The bit about “intellectualized reasons for stealing” comes from the McLean Hospital intake notes when I was first admitted, in 1980. I have no idea what I told them. I mentioned my literary mentors William Burroughs and Kerouac, and they didn’t know what I was talking about.
BLVR: Do you have any new thoughts or perspectives on Confessions in this moment of calls for police abolition, spurred by police brutality against Black people?
JG: If I were another color and/or class, I would probably have been sentenced to five years in prison for my transgressions [the 2014 bank robbery] in Providence, instead of probation. I did serve my one-year sentence at Rikers, shortened by four months for good behavior. I was granted bail, but simply couldn’t afford the fifty thousand dollars. Bail reform has changed that, at least in New York City. As it turns out, the documentary that was recently finished about my adventures in crime, How to Rob Banks for Dummies, was produced in the worst climate for its subject matter. No one is interested in the travails of a privileged, male, white middle-class artist.
BLVR: What are you up to these days? Tony Oursler, the American video artist, told me you’ve been running.

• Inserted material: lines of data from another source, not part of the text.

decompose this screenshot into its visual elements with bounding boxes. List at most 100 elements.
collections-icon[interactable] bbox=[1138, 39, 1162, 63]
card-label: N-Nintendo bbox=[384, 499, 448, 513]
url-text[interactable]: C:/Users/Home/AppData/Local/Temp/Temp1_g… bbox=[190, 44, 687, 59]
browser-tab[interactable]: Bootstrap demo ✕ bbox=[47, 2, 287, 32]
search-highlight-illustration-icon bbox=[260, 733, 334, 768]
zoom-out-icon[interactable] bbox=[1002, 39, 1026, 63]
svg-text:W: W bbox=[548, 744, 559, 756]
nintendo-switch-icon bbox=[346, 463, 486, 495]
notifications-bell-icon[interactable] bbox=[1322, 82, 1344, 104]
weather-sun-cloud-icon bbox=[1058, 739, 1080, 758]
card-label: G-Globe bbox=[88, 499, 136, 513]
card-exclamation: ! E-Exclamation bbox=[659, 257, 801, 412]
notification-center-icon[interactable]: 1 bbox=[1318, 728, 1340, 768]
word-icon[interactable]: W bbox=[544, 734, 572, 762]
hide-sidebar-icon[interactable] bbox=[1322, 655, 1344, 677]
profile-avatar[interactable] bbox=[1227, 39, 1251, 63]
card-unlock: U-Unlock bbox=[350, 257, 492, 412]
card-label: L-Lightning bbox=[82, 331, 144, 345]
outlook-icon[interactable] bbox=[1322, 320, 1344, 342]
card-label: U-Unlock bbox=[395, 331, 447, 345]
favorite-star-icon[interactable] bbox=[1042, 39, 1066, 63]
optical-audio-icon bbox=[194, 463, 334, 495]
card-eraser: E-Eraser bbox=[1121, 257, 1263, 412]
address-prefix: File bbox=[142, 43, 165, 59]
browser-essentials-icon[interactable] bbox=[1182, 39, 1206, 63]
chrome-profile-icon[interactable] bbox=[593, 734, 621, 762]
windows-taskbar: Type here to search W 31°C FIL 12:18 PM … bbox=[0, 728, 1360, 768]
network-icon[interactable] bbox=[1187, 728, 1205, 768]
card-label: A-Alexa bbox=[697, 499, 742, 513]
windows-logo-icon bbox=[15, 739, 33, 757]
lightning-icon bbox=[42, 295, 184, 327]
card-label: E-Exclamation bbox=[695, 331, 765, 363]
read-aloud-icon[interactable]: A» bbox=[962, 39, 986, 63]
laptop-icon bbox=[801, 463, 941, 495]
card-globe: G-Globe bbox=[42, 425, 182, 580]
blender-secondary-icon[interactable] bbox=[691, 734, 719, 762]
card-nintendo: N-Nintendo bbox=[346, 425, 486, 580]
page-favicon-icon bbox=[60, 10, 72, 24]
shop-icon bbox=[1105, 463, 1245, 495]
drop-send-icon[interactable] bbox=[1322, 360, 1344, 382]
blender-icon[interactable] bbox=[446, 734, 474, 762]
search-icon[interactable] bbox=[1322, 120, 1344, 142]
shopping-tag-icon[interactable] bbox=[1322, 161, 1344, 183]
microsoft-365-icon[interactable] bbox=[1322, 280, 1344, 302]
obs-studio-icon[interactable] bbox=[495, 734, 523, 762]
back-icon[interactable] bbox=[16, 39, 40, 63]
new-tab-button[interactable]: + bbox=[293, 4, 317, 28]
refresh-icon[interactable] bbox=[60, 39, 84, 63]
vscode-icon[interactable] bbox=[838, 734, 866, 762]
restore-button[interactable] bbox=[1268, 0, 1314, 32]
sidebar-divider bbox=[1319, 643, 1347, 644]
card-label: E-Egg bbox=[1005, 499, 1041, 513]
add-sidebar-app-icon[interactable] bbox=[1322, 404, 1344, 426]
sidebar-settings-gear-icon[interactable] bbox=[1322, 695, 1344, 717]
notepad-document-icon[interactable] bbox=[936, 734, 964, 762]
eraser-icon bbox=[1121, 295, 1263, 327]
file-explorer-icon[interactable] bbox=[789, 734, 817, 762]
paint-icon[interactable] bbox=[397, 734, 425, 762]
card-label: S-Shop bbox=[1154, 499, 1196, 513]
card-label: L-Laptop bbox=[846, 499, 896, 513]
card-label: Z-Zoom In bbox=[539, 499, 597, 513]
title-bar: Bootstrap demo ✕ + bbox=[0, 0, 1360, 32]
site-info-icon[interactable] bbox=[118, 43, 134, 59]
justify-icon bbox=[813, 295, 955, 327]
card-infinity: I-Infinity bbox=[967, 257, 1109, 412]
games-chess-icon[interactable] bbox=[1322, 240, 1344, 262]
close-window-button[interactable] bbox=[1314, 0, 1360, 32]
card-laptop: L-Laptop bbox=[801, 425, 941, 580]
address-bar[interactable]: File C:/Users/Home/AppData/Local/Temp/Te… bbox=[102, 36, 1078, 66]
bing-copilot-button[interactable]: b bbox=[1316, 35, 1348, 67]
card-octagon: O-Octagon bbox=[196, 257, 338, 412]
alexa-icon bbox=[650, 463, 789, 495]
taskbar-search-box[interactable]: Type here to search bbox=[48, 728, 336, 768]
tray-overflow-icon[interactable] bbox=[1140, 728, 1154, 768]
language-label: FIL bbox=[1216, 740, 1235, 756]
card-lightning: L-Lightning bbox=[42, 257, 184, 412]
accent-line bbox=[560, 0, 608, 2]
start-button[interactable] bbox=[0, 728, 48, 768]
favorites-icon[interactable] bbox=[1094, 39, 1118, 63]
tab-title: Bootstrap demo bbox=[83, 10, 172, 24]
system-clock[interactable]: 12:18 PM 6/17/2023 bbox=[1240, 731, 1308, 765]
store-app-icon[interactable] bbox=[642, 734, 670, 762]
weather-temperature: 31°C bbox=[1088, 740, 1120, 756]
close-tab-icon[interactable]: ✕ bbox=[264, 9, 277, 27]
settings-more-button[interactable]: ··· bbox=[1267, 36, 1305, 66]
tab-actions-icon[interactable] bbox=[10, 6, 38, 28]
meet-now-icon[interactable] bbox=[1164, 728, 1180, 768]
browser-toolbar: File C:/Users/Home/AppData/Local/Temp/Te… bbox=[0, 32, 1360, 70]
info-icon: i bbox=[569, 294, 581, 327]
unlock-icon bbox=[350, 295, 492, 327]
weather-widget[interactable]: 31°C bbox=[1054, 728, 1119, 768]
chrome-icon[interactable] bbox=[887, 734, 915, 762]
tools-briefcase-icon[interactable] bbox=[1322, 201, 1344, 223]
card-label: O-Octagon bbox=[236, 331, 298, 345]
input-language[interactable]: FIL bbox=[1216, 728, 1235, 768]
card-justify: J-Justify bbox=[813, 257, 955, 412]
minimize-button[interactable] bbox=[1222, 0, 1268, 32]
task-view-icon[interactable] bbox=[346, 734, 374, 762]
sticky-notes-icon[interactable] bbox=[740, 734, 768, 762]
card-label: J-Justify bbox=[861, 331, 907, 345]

JG: I have, throughout my life, gone through cycles of profound decadence alternating with extravagant sobriety. I am presently enjoying the latter. I’m a senior citizen now, so I’m doing everything I can to optimize myself so as to live long enough to complete all my unfinished projects. So I’m trying to get back to the physical condition of myself twenty years ago. I have so much more work to do, sorting through the hundreds of hours of footage I’ve recorded, and I have to be in excellent health so I can finish everything. I have about fifteen unfinished films, dating back to Doppelgänger,from 2005, featuring Tony Conrad at the Lenox Hotel in Buffalo [New York]. We shot hours of video with multiple cameras. There is a project with Tony Oursler and Tony Conrad that is unfinished, and then there are at least three video projects I shot with my wife, Deborah Meehan, that I’m very eager to get to work on. So I’ve dedicated myself to sifting and sorting through the many hours of photos, videos, and audio I’ve recorded over the years, with the goal of producing not only a comprehensive yet entertaining narrative of my recent trials and vicissitudes but also colorful episodes from the past that I was never able to present in public. As always, I see my role in society as a grand troublemaker, or “mistake maker.” I make the mistakes so others can learn from them.